Today's Bible Reading: Luke 16
Selected Biblical Text
"One who is faithful in a very little is also faithful in much, and one who is dishonest in a very little is also dishonest in much. If then you have not been faithful in the unrighteous wealth, who will entrust to you the true riches? And if you have not been faithful in that which is another's, who will give you that which is your own? No servant can serve two masters, for either he will hate the one and love the other, or he will be devoted to the one and despise the other. You cannot serve God and money." The Pharisees, who were lovers of money, heard all these things, and they ridiculed him. And he said to them, "You are those who justify yourselves before men, but God knows your hearts. For what is exalted among men is an abomination in the sight of God. (Luke 16:10-15 ESV)
Reflecting and Thinking
A theme frequently mentioned in studies of Luke's writings is his interest in the poor and the rich. Luke has much to say about wealth and poverty. The theme is reflected in numerous passages -- many of the references to poverty and wealth are found in the "reversal texts" of Luke. For example, consider the "debt parables," the parable of the Good Samaritan, the parable of the Rich Fool, and the tax collector narratives [Zacchaeus is only one of several].
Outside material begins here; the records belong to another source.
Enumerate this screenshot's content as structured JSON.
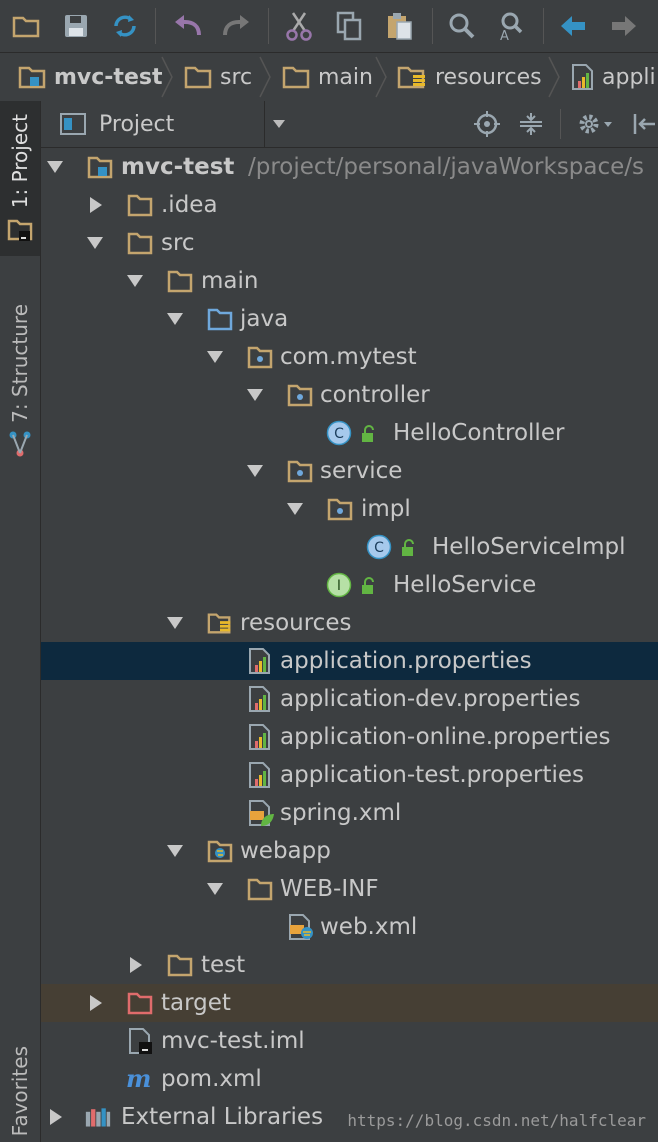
{
  "toolbar": {
    "icons": [
      "open-folder-icon",
      "save-icon",
      "sync-icon",
      "undo-icon",
      "redo-icon",
      "cut-icon",
      "copy-icon",
      "paste-icon",
      "find-icon",
      "replace-icon",
      "back-icon",
      "forward-icon"
    ]
  },
  "breadcrumb": {
    "items": [
      {
        "label": "mvc-test",
        "icon": "module-folder-icon"
      },
      {
        "label": "src",
        "icon": "folder-icon"
      },
      {
        "label": "main",
        "icon": "folder-icon"
      },
      {
        "label": "resources",
        "icon": "resources-folder-icon"
      },
      {
        "label": "appli",
        "icon": "properties-file-icon"
      }
    ]
  },
  "side_tabs": {
    "project": "1: Project",
    "structure": "7: Structure",
    "favorites": "Favorites"
  },
  "project_panel": {
    "view_label": "Project"
  },
  "tree": {
    "root_label": "mvc-test",
    "root_path": "/project/personal/javaWorkspace/s",
    "idea": ".idea",
    "src": "src",
    "main": "main",
    "java": "java",
    "pkg": "com.mytest",
    "controller": "controller",
    "hello_controller": "HelloController",
    "service": "service",
    "impl": "impl",
    "hello_service_impl": "HelloServiceImpl",
    "hello_service": "HelloService",
    "resources": "resources",
    "app_props": "application.properties",
    "app_dev_props": "application-dev.properties",
    "app_online_props": "application-online.properties",
    "app_test_props": "application-test.properties",
    "spring_xml": "spring.xml",
    "webapp": "webapp",
    "web_inf": "WEB-INF",
    "web_xml": "web.xml",
    "test": "test",
    "target": "target",
    "iml": "mvc-test.iml",
    "pom": "pom.xml",
    "ext_libs": "External Libraries"
  },
  "class_badge": "C",
  "interface_badge": "I",
  "watermark": "https://blog.csdn.net/halfclear",
  "colors": {
    "background": "#3c3f41",
    "selection": "#0d293e",
    "excluded_row": "#463f34",
    "folder": "#c4a56e",
    "source_folder": "#6fa8dc",
    "excluded_folder": "#e06c6c"
  }
}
Today's chapter and reading reflect Luke's focus on wealth. In the parable of the shrewd manager Jesus does not exalt the misuse of the boss's funds. Jesus' conclusion advances the principles of trust and honesty. (It is important to study carefully and distinguish the parable from Jesus' conclusions and teachings.) The things people of the world value are of no value at all before God -- in fact, Jesus says they are detestable and abominable.
The story of the rich man and Lazarus is also a story about wealth and poverty. Money reveals much about our life -- our emphases, priorities, and major focus. Money also reveals our heart. We can fool ourselves, justify our actions, and deceive ourselves, but God is not deceived.
What has been your previous understanding of the parable of the shrewd manager? (Many have struggled to understand and apply this parable.) What is an appropriate use of worldly wealth? What does it mean to be shrewd in financial dealings? When is shrewdness acceptable and when is it not acceptable? Considering the context, who was the shrewd manager serving? Was he serving God or money? What other 'money' texts are you aware of in Luke's Gospel?
Our heavenly Father God, thank you for the many blessings you have given us. Thank you for the physical blessings we have; thank you for the spiritual blessings we have. We are grateful for those blessings we see, and also for those we do not see. Help us to use every blessing we receive to your honor and glory. Help us not to set up false gods from the resources you have given us. Give us wisdom. Help us keep our hearts focused on serving only you. In the name of Jesus we pray, Amen.